Die Baugruppe Pegasus besteht aus Einzelpersonen, Paaren, Familien und Alleinerziehenden mit Kindern und umfasst mit Ende Oktober 2015 ca. 54 große und kleine Personen. Wir wohnen in 25 unterschiedlich großen Wohneinheiten und nutzen zusammen den Gemeinschaftsraum im Dachgeschoß mit seiner Terrasse und den Mehrzweckraum im Keller, der gerade so etwas wie ein Fitnessraum werden soll. Die Kleinkinder und Kinder im Volksschulalter finden im Kinderspielraum einen Platz, der sich im Bereich des feelgood Aparthotels befindet.

Das feelgood Aparthotel umfasst 8 Apartements, die im Südteil des Hauses im Erdgeschoß und im 1. Stock liegen. Karl Heinz und Anna Slabschi leiten es und sind mit ihren drei Kinderm auch Teil der Baugruppe. Da das Hotel ursprünglich als Familienhotel konzipiert war, wurde der Kinderspielraum dort eingeplant. Wie so manches andere auch hat sich das unterdessen geändert, geblieben ist die Lage des Kinderspielraums im Hotel, vom Innenhof aus zugänglich.

 

Wir sind eine untypische Baugruppe. Baugruppe im typischen Sinn bedeutet, dass sich eine Gruppe Menschen zusammenfindet, die einen gemeinsamen Traum teilen und aus dem heraus ein Haus zusammen bauen, sich den Architekten/die Architektin suchen und gemeinsam das Haus entwerfen, finanzieren und den Bauauftrag erteilen.

Bei Pegasus wurde das Pferd im wahrsten Sinn des Worten vom Schwanz her aufgezäumt: die Idee hatte unser Architekt Georg Baldass, er suchte einen Bauträger, der bereit war, sich auf das Experiment "Baugruppe" einzulassen (die Siedlungsgenossenschaft Neunkirchen - SGN) und gemeinsam wurde eine Organisation gefunden, die solche Gruppenprozesse unterstützen und begleiten konnte, wohnbund:consult. Wir funktionieren also ähnlich wie genossenschaftliches Wohnen - Finanzierung und Baudurchführung wurden durch die SGN übernommen.

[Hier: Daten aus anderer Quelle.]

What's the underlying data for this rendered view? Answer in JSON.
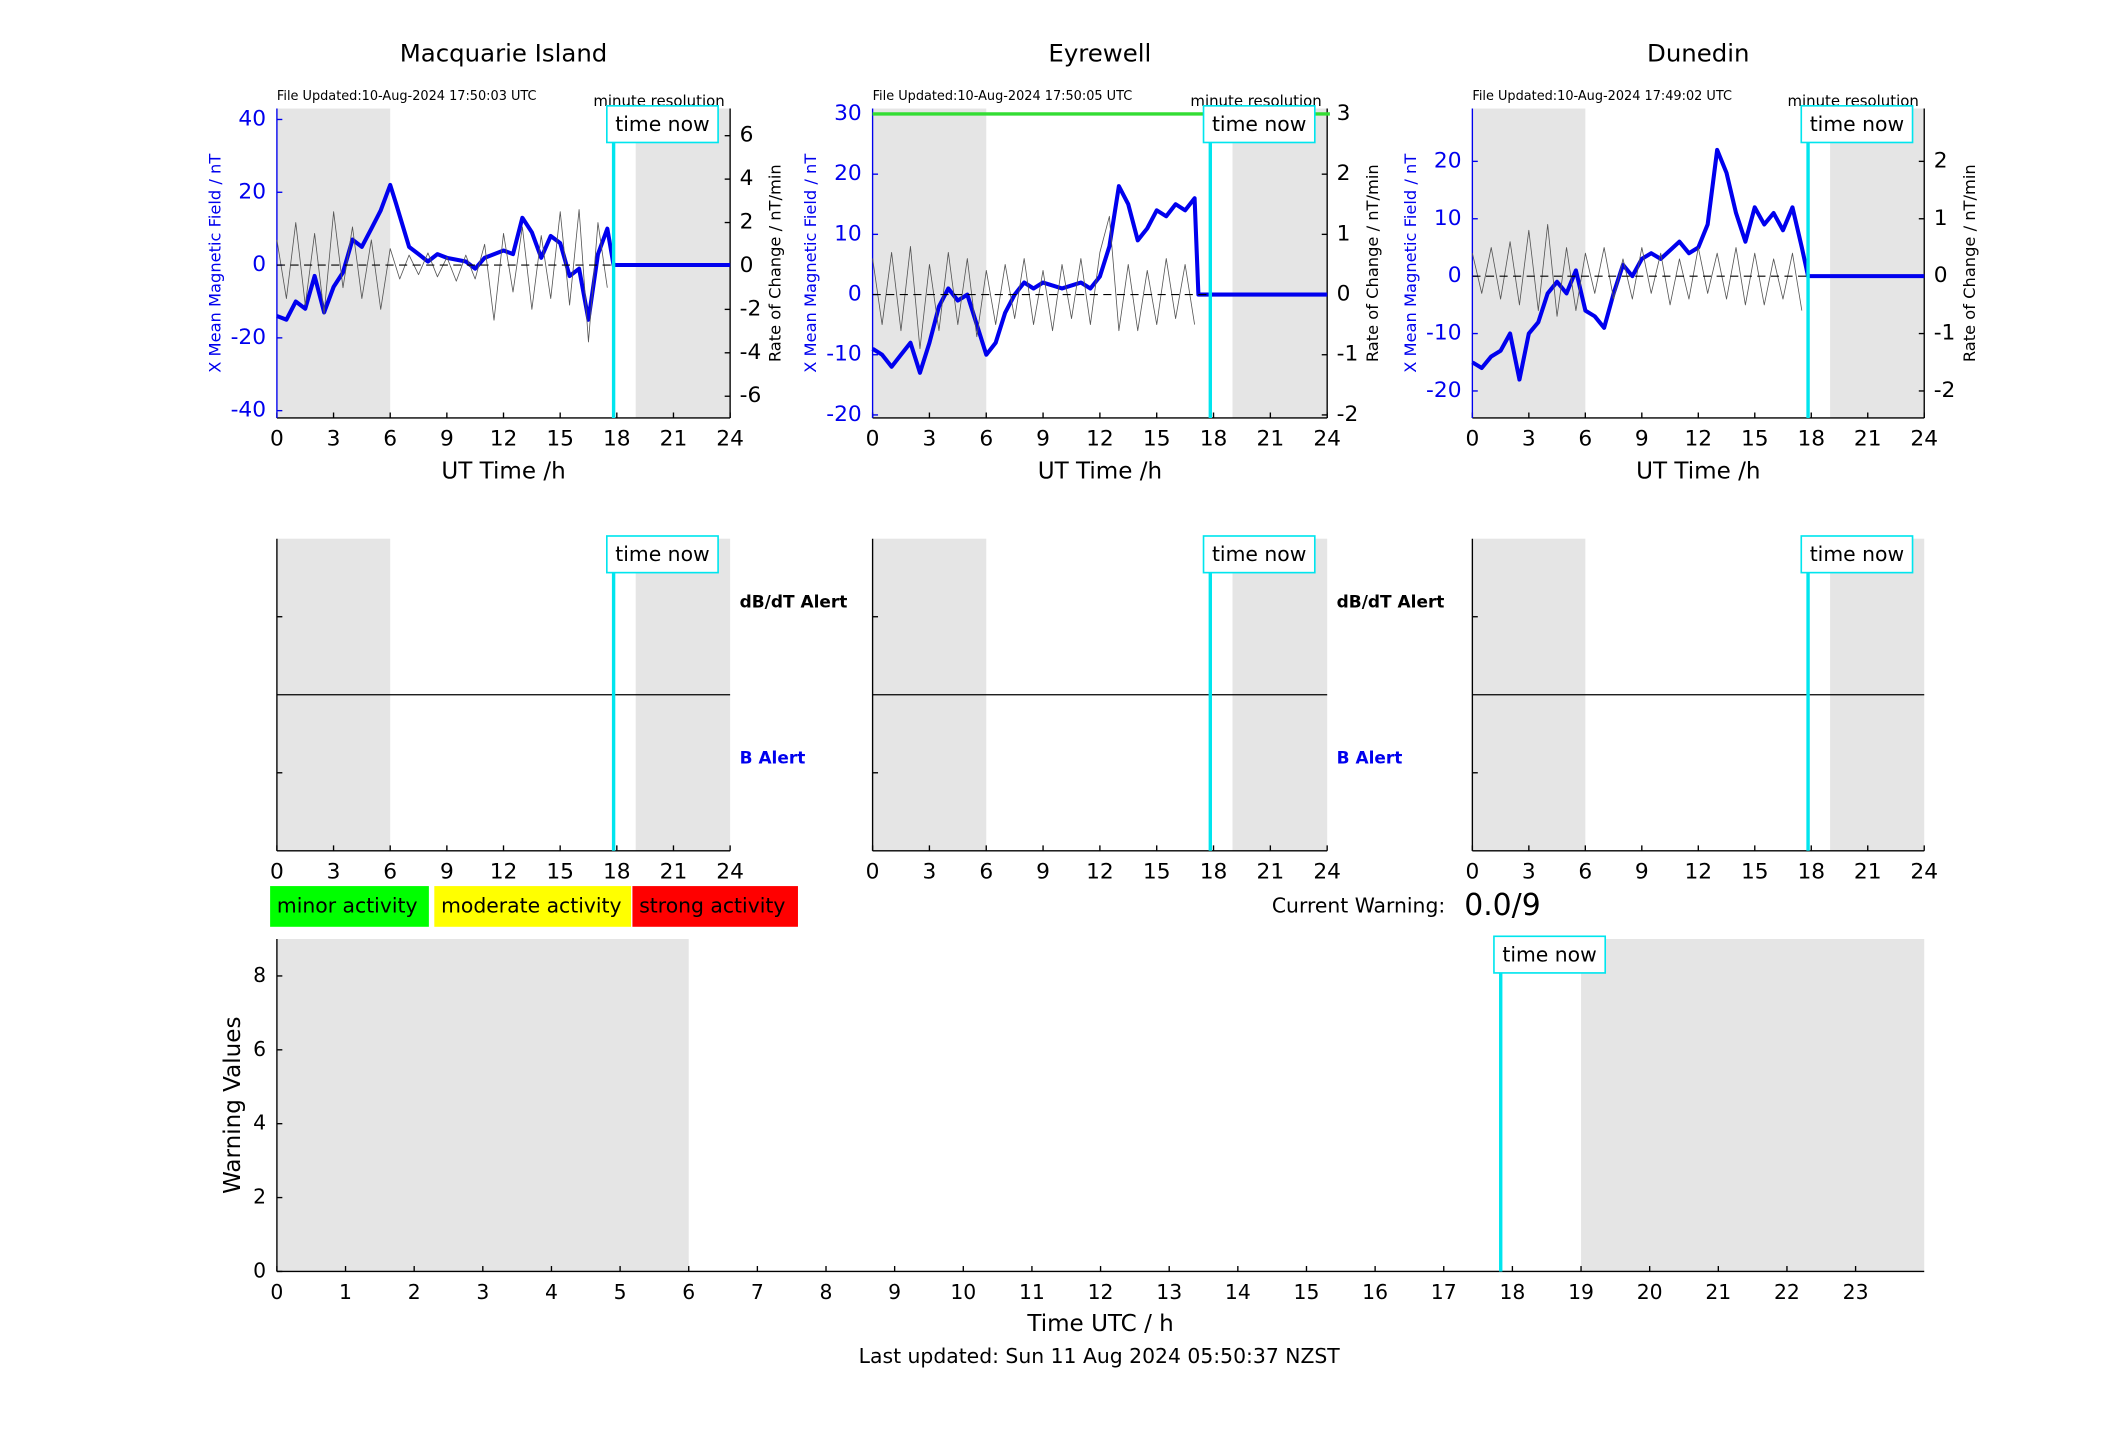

Mehr und anders als bei genossenschaftlichem Wohnen war die Möglichkeit, v.a. für die Mitglieder am Anfang, mitzuplanen und mitzugestalten.

Mitgestalten ist auch heute ein wichtiger Teil.

Zudem wurde, als geförderter Wohnbau der Stadt Wien, ein Drittel der Wohnungen über das Wohnservice Wien vergeben, worauf die bereits bestehende Gruppe keinen Einfluss hatte.

Wir hatten Glück, 90% der Dazugekommenen sind gut integriert und tragen die Baugruppe mit, und sei es auch nur durch einen kleinen finanziellen Beitrag monatlich.

Wir sind ein Verein. Der gewählte Vorstand ist mit den anderen Baugruppen auf unserem Baufeld D13 und der Bauträgerin und Verwalterin, der SGN, in engem Kontakt, um Anstehendes gemeinsam zu besprechen und zu entscheiden. Entscheidungen fallen daher - meist sehr pragmatisch - in den Vollversammlungen unserer Baugruppe, vorbereitet vom Vorstand und ExpertInnen und Arbeitsgruppen.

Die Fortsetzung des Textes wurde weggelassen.